UPDATE: Alex Palou, a 28-year-old Spaniard, prevailed at Indianapolis Motor Speedway Sunday to claim his first Indy 500 victory and the first for his home country,
Thanks to an aggressive renewal policy, as well as excitement on the track last year, the Indianapolis 500 has sold out the grandstands for the first time in almost a decade.
Around 350,000 people will be on hand for “The Greatest Spectacle in Racing” at the Indianapolis Motor Speedway on Sunday, the first sellout since 2016.
“We’ve just worked really hard at continuing to engage our fans more, tell the stories about our drivers more,” Doug Boles, president of both the speedway and the IndyCar racing circuit, said in a phone interview.
Right after Team Penske’s Josef Newgarden bested Arrow McLaren’s Pato O’Ward in the final laps to win his second straight Indy 500 last year, the clock started ticking for fans who wanted to attend the race in 2025.
As soon as the race ends, fans have 500 hours (about 21 days) to renew tickets for the following year. Boles said that the renewal rate during that period was “significantly ahead year over year.”
Of the 232,000 permanent seats at the speedway, between 170,000 to 180,000 people secured seats during those initial 500 hours.
Many fans are looking to upgrade their seats or at least move to a different section during that three-week window. Since the organizers aren’t outsourcing ticket sales through Ticketmaster, SeatGeek and the like, all the shifting is done in-house.
Sales then reopen in late September for fans who did not renew in the spring. Finally, in mid-February, the last 50,000 tickets are sold, the second-biggest sales period for the event.
Selling out the grandstands means the local blackout of the race is lifted for just the eighth time ever, and fans at home in the Indianapolis market can watch the race live. That’s a small bonus for new broadcast partner Fox, which is supplanting NBC after the Peacock network aired the race for 16 years.
Boles praised NBC for advancing the TV production of IndyCar races, but he lauded Fox for bringing the overall IndyCar circuit closer to its affiliate stations, adding more promotional might to races and making the racing league “more of a household name.”
The sellout crowd will be showing up in the midst of controversy. During inspections, two of the three Team Penske cars (that of Newgarden and Will Power) were found to have an illegal modification to their rear crash structures. Boles announced that in addition to fines, both cars were penalized by being pushed to the back of the 33-car field.

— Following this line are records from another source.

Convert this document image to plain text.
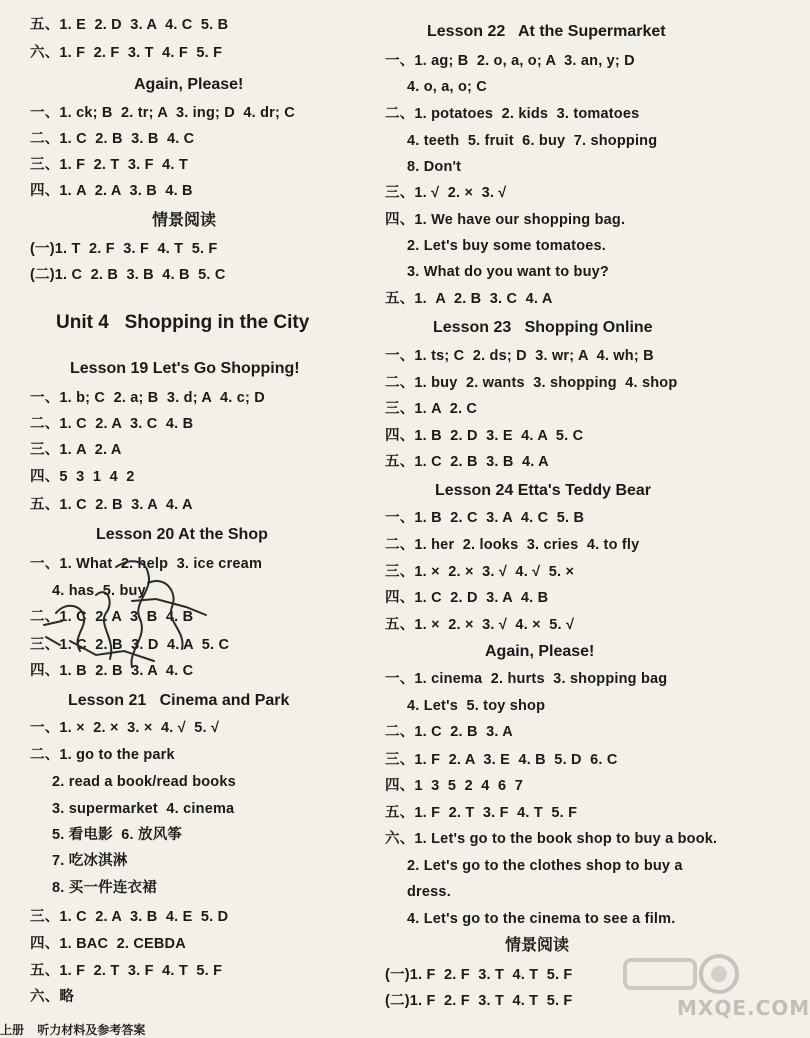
五、1. E  2. D  3. A  4. C  5. B
六、1. F  2. F  3. T  4. F  5. F
Again, Please!
一、1. ck; B  2. tr; A  3. ing; D  4. dr; C
二、1. C  2. B  3. B  4. C
三、1. F  2. T  3. F  4. T
四、1. A  2. A  3. B  4. B
情景阅读
(一)1. T  2. F  3. F  4. T  5. F
(二)1. C  2. B  3. B  4. B  5. C
Unit 4   Shopping in the City
Lesson 19 Let's Go Shopping!
一、1. b; C  2. a; B  3. d; A  4. c; D
二、1. C  2. A  3. C  4. B
三、1. A  2. A
四、5  3  1  4  2
五、1. C  2. B  3. A  4. A
Lesson 20 At the Shop
一、1. What  2. help  3. ice cream
4. has  5. buy
二、1. C  2. A  3. B  4. B
三、1. C  2. B  3. D  4. A  5. C
四、1. B  2. B  3. A  4. C
Lesson 21   Cinema and Park
一、1. ×  2. ×  3. ×  4. √  5. √
二、1. go to the park
2. read a book/read books
3. supermarket  4. cinema
5. 看电影  6. 放风筝
7. 吃冰淇淋
8. 买一件连衣裙
三、1. C  2. A  3. B  4. E  5. D
四、1. BAC  2. CEBDA
五、1. F  2. T  3. F  4. T  5. F
六、略
Lesson 22   At the Supermarket
一、1. ag; B  2. o, a, o; A  3. an, y; D
4. o, a, o; C
二、1. potatoes  2. kids  3. tomatoes
4. teeth  5. fruit  6. buy  7. shopping
8. Don't
三、1. √  2. ×  3. √
四、1. We have our shopping bag.
2. Let's buy some tomatoes.
3. What do you want to buy?
五、1.  A  2. B  3. C  4. A
Lesson 23   Shopping Online
一、1. ts; C  2. ds; D  3. wr; A  4. wh; B
二、1. buy  2. wants  3. shopping  4. shop
三、1. A  2. C
四、1. B  2. D  3. E  4. A  5. C
五、1. C  2. B  3. B  4. A
Lesson 24 Etta's Teddy Bear
一、1. B  2. C  3. A  4. C  5. B
二、1. her  2. looks  3. cries  4. to fly
三、1. ×  2. ×  3. √  4. √  5. ×
四、1. C  2. D  3. A  4. B
五、1. ×  2. ×  3. √  4. ×  5. √
Again, Please!
一、1. cinema  2. hurts  3. shopping bag
4. Let's  5. toy shop
二、1. C  2. B  3. A
三、1. F  2. A  3. E  4. B  5. D  6. C
四、1  3  5  2  4  6  7
五、1. F  2. T  3. F  4. T  5. F
六、1. Let's go to the book shop to buy a book.
2. Let's go to the clothes shop to buy a
dress.
4. Let's go to the cinema to see a film.
情景阅读
(一)1. F  2. F  3. T  4. T  5. F
(二)1. F  2. F  3. T  4. T  5. F	MXQE.COM
上册    听力材料及参考答案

Newgarden and Power, who qualified 11th and 12th respectively, lost the points they earned for those positions. On Wednesday, team owner Roger Penske fired his team’s top three executives: president Tim Cindric, managing director Ron Ruzewski and general manager Kyle Moyer.
In his statement about the dismissals, Penske cited last year’s scandal where his team’s cars had an illegal software for their “push to pass” engine boost. “We have had organizational failures during the last two years, and we had to make necessary changes,” he said. “I apologize to our fans, our partners and our organization for letting them down.”
Boles said the latest issue may not hurt IndyCar. “Certainly when there’s controversy, you get more eyeballs on you,” he said. “They’re more people talking about it, and you get outside of the endemic coverage and fans that you might have when the story becomes bigger than the on-track racing itself.”
He said watching how the Penske drivers adapt to starting in the rear may gin up fan interest. “I do think there are opportunities in challenges that allow us to grow.”
Editor’s note: The Indianapolis 500 race, IndyCar and the Indianapolis Motor Speedway are owned by Penske Entertainment Corporation, a subsidiary of Penske Corporation that is owned and operated by Roger Penske. Sportico is owned by Penske Media Corporation (PMC), operated by Jay Penske, Roger’s son. PMC operates independently of Penske Corporation.